All of those Dutch Designers, DJ's and decor builders started of somewhere small. With the exception of Michael Jackson, there has been no artist that reached the main stage in one go. Without small podiums, events, galleries, (movie) theaters and the lot, there would be no growth. So, if you don't support these small cultural hubs, the negative consequences will be far larger than you've imagined.

10 - Everything is a story

In Sapiens of writer Harari he shows us that everything can be viewed as a story. We tell each other stories about religion, economy, politics, romance... we use story to convey ideas on how we think we should live, and we show them to others to convince them our view is the right point of view. Writer Kenneth Burke probably summed it up best when he noted that 'stories are equipment for living'.

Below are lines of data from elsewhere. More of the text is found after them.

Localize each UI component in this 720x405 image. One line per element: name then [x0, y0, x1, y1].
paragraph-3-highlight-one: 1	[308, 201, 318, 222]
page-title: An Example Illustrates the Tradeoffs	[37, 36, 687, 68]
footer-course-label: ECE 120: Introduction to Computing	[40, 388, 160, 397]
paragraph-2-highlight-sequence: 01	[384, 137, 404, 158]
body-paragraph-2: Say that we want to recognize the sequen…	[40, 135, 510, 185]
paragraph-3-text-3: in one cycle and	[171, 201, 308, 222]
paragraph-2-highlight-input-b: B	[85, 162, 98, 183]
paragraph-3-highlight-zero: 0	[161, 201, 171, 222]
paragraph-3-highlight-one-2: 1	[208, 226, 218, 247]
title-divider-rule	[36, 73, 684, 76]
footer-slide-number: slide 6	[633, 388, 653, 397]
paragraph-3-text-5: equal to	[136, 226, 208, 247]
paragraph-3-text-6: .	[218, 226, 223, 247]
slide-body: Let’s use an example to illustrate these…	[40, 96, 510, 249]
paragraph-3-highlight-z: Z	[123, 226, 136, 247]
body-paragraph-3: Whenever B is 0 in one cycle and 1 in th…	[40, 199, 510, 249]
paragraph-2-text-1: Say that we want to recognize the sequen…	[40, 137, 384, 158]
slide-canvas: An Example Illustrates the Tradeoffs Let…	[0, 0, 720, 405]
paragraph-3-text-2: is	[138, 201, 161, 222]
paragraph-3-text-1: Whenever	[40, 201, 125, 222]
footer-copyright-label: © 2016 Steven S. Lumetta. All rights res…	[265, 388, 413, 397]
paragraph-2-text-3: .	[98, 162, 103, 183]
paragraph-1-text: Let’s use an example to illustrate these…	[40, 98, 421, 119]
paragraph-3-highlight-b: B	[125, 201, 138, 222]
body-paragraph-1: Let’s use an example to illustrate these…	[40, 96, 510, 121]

The stories we find most inspiring are always about hope, freedom and empathy, such as the real world tales of Nelson Mandela or Mother Theresa, or the fictional tales of Harry Potter or Indiana Jones triumphing over evil. The stories we tell each other in fear are always considered bad stories, with bad endings, such as the historical story of The Second World War. In other words, we tell each other stories to show our mistakes in the past, so we don't make them again. Art stories are therefore the single most important stories we have to prevent heartache, and even war. Or as the saying goes; 'those who do not know their history, are doomed to repeat it.'


11 - The pen is mightier than the sword

And now that we've mentioned The Second World War... Churchill is seen by history as the greatest leader that has ever lived. When his cabinet suggested to scrape the art budget all together to make way for building more tanks, he said this:


“Then what are we fighting for?”


Every self respecting leader of our age knows that Churchill didn't just fight for the lives of the people in the world, he fought to preserve millennia of art and culture that ultimately led to freedom and democracy.


Let's stand by our art and culture sectors

If we need to print extra money to save art, than that's a no-brainer. Because in the end (or should I say beginning?) money was invented by art. It would only be prudent and fair, to give some of it back to those that made it all happen in the first place.

Love, as always.


And plant trees people. Plant trees.